Una vez que uno ha emergido de esa exquisita postración de los sentidos, la realidad brilla con más fulgor, las palabras se entienden con mayor hondura, hasta el corazón (que es el albacea de los sueños) late mejor. En unas horas procederé a dar cuenta de la del domingo, que es día limpio de ocupaciones. Ojalá no la estropee el azar, afición que frecuenta y contra la que no tenemos herramientas que la aparten. Que tengan ustedes la que deseen. Ya saben, no abusen. Si lo hacen, busquen con qué entretener en las que no tendrán más remedio que trasnochar. Ese es otro verbo al que tendremos que acudir en breve. 

 

Viva San Benito, proclamo en alborozo. Contra la idea de que la pereza (o la siesta, no quiero salirme del tema) no es asunto del que alardear está la de que quien la ejerza precisa vanagloria, ese puntito de orgullo que la fortalece y al que más tarde recurrir, siquiera melancólicamente, cuando nada invita a que acoja y conforte, todos esos momentos de agitación y de tumulto que tanto abundan y tanto lastiman.
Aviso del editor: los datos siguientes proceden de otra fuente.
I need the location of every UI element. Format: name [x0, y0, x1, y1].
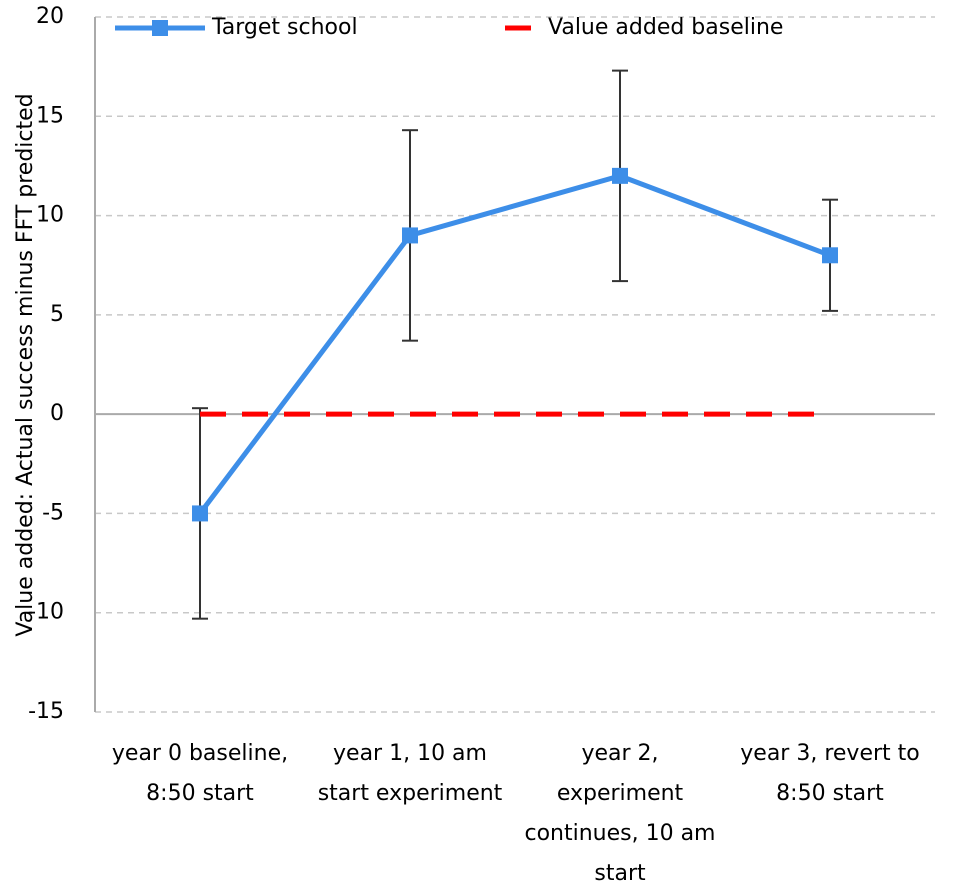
y-axis-label: Value added: Actual success minus FFT pr…	[13, 93, 38, 636]
y-tick-label: 20	[36, 4, 64, 29]
x-tick-label: year 2, experiment continues, 10 am star…	[524, 741, 716, 886]
y-tick-label: -10	[28, 600, 64, 625]
legend-label: Value added baseline	[548, 15, 783, 40]
y-tick-label: 10	[36, 203, 64, 228]
y-tick-label: 5	[50, 302, 64, 327]
y-tick-label: 15	[36, 103, 64, 128]
x-tick-label: year 0 baseline, 8:50 start	[111, 741, 289, 806]
x-tick-label: year 1, 10 am start experiment	[317, 741, 503, 806]
marker	[612, 167, 628, 184]
legend-label: Target school	[211, 15, 358, 40]
marker	[402, 227, 418, 244]
legend-marker	[152, 20, 168, 36]
y-tick-label: 0	[50, 401, 64, 426]
y-tick-label: -5	[42, 500, 64, 525]
marker	[822, 247, 838, 264]
y-tick-label: -15	[28, 699, 64, 724]
marker	[192, 505, 208, 522]
x-tick-label: year 3, revert to 8:50 start	[740, 741, 920, 806]
series-line	[198, 173, 831, 515]
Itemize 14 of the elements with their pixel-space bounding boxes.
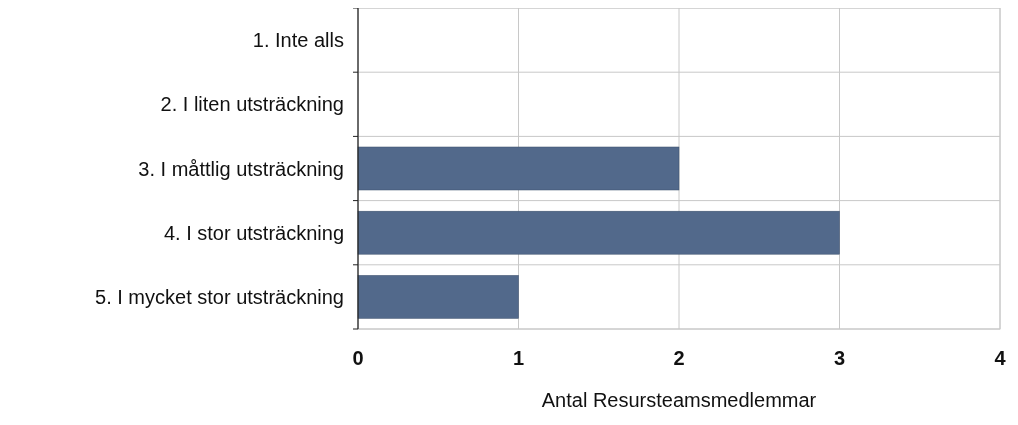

La pereza es una bruma confortable de la que se tiene la impresión de que no se le da el debido desempeño, mucho menos la solemnidad que otras disciplinas de lo humano exhiben. Contra la voluntad de cumplir se encona la de desatender su requerimiento, la de desobedecer, la de concederse un momento (que sean muchos) de pura, legítima y gozosa desobediencia. Me voy a echar una siesta. Haré sangre al sillón, dicen los más entusiastas.